Steps to Reporting Academic Misconduct:
- Gather all evidence to support the allegation, such as photocopying similar exam answers, photocopying or printing excerpts from original documents that have been copied, etc.
- Faculty member may call the Dean of Faculty’s office or consult with the Associate Dean of Faculty on possible actions to take without disclosing the student’s name. Faculty may also consult other colleagues without disclosing the student’s name.
- Fill out the Academic Misconduct Incident Form and make three copies.
- Confront and talk to the student about the misconduct, and give them a copy of the incident form. Keep a copy for your records.
Submit a copy of the form to the Associate Dean of Faculty along with the evidence you have collected supporting the allegation.
For a more detailed reporting procedure and information, consult the Judicial Procedures for Academic Misconduct in “To The Point.”
Faculty need to document everything—even the informal interactions with students—with the Provost’s office.
- Faculty may consult with fellow faculty members or their department chairs to discuss how to handle alleged cases of academic misconduct but must not disclose the student’s name to anyone except the Provost or Associate Deans.

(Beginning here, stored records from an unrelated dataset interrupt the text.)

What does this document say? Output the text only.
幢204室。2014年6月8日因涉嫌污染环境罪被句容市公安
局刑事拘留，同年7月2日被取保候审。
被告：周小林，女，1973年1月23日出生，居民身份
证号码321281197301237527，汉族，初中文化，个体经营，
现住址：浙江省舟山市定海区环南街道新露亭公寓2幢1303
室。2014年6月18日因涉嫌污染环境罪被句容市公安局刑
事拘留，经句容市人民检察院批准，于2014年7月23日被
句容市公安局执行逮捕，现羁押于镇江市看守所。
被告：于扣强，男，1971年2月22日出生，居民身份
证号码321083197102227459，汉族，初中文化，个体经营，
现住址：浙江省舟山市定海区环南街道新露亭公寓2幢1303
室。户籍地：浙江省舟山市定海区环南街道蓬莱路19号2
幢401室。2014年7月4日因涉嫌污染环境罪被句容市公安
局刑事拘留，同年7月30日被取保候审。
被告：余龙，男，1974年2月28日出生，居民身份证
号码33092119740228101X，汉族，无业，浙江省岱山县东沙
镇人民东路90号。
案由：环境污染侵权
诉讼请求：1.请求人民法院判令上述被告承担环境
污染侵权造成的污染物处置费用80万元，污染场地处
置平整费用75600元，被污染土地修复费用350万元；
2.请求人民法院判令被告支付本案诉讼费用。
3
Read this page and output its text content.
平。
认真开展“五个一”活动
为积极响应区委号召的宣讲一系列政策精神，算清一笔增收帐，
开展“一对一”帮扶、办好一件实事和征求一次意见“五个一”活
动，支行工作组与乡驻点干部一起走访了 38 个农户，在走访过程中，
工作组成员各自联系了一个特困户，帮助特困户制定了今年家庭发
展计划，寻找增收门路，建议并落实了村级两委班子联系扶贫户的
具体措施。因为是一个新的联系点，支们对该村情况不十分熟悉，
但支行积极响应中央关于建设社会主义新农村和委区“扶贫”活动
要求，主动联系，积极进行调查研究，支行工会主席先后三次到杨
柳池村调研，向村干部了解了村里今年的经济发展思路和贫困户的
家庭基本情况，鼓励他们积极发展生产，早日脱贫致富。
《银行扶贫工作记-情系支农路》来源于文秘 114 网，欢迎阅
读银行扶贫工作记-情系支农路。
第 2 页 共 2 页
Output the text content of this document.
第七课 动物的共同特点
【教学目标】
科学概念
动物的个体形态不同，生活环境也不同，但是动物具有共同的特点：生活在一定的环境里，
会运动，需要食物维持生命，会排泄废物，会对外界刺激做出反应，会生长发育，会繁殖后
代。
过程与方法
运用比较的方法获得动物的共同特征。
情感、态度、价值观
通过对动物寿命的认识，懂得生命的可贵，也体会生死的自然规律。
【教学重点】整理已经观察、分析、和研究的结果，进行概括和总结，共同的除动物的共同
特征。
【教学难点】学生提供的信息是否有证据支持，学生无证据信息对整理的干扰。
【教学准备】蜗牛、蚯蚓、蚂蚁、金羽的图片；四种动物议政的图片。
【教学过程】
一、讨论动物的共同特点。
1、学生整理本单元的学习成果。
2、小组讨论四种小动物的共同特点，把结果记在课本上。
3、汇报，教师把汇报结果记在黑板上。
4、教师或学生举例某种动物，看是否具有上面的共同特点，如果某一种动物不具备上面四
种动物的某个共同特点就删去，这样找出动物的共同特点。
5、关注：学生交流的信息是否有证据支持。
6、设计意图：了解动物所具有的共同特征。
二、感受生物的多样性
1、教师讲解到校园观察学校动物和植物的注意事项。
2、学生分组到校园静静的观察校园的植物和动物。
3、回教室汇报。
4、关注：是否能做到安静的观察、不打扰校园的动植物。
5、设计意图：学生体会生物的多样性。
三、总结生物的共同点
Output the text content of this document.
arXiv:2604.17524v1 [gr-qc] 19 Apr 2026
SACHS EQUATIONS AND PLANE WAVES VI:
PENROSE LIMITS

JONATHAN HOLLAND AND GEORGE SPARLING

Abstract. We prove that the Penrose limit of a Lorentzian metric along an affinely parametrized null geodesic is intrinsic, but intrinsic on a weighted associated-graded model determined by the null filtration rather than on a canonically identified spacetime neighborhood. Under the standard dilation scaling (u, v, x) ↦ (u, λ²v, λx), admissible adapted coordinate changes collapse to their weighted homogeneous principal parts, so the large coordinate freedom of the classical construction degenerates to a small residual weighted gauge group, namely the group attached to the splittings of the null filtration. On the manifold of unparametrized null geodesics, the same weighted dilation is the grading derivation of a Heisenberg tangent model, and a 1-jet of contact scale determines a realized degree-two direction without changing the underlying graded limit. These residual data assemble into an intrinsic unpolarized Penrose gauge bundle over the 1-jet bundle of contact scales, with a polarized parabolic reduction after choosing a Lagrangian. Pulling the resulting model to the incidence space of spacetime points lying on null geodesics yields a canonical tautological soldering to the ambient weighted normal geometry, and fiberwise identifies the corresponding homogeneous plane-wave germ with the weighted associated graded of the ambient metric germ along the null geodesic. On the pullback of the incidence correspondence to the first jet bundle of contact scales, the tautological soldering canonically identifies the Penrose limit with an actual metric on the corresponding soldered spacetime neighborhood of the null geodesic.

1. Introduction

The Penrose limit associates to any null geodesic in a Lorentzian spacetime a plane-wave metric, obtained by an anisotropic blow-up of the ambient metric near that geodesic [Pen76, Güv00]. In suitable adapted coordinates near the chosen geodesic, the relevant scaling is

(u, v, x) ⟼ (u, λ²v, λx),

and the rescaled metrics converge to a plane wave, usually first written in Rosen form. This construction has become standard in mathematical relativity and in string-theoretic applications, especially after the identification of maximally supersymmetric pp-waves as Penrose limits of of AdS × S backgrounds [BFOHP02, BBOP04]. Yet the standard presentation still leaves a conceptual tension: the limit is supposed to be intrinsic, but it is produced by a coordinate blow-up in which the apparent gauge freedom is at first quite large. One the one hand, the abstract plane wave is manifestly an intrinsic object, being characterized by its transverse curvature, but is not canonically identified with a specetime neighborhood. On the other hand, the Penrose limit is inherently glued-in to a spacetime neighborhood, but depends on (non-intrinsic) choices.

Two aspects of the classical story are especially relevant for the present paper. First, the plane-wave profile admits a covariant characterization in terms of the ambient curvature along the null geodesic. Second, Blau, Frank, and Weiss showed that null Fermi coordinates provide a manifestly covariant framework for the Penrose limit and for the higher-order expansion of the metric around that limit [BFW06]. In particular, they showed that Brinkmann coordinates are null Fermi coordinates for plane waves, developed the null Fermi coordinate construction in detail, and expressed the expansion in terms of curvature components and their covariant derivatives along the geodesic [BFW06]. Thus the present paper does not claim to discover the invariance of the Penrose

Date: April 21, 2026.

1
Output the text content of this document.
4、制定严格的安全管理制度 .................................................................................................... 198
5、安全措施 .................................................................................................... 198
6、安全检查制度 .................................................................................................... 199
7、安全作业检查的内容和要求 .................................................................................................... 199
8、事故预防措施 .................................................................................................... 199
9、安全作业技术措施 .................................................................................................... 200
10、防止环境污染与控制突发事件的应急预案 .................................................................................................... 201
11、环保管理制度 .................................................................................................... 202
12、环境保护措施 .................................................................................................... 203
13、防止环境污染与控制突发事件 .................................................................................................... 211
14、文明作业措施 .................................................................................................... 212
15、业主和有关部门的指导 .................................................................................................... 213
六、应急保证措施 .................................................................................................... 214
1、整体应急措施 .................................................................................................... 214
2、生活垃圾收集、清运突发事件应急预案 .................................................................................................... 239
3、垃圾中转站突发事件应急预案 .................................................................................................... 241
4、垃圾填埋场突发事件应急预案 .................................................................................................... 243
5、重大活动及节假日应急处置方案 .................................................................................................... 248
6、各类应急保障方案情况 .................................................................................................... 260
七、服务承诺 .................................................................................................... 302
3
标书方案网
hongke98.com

- Faculty are strongly encouraged to contact the Associate Dean of Faculty Services or the Associate Dean of Faculty to discuss incidents of academic misconduct and discuss possible courses of action.
- Faculty may not disclose the student’s name to the Provost or Associate Deans during the consultation phase to determine if previous acts have been committed before assessing a penalty: any decision they make about assessing in-class penalties or requesting a hearing should be made without knowledge of a student’s prior history. If the Provost reviews the student’s records and decides further action is appropriate, he/she will request an Academic Judicial Board hearing.
- Faculty must speak with the student prior to formally notifying the Provost’s office by submitting.the academic misconduct incident form. If the student is notified in writing – for example, by giving them the form below, it may be in person, by certified mail or by email IF the faculty member labels it “highest priority” and turns on the “notification” option so when it is opened, the sender is notified.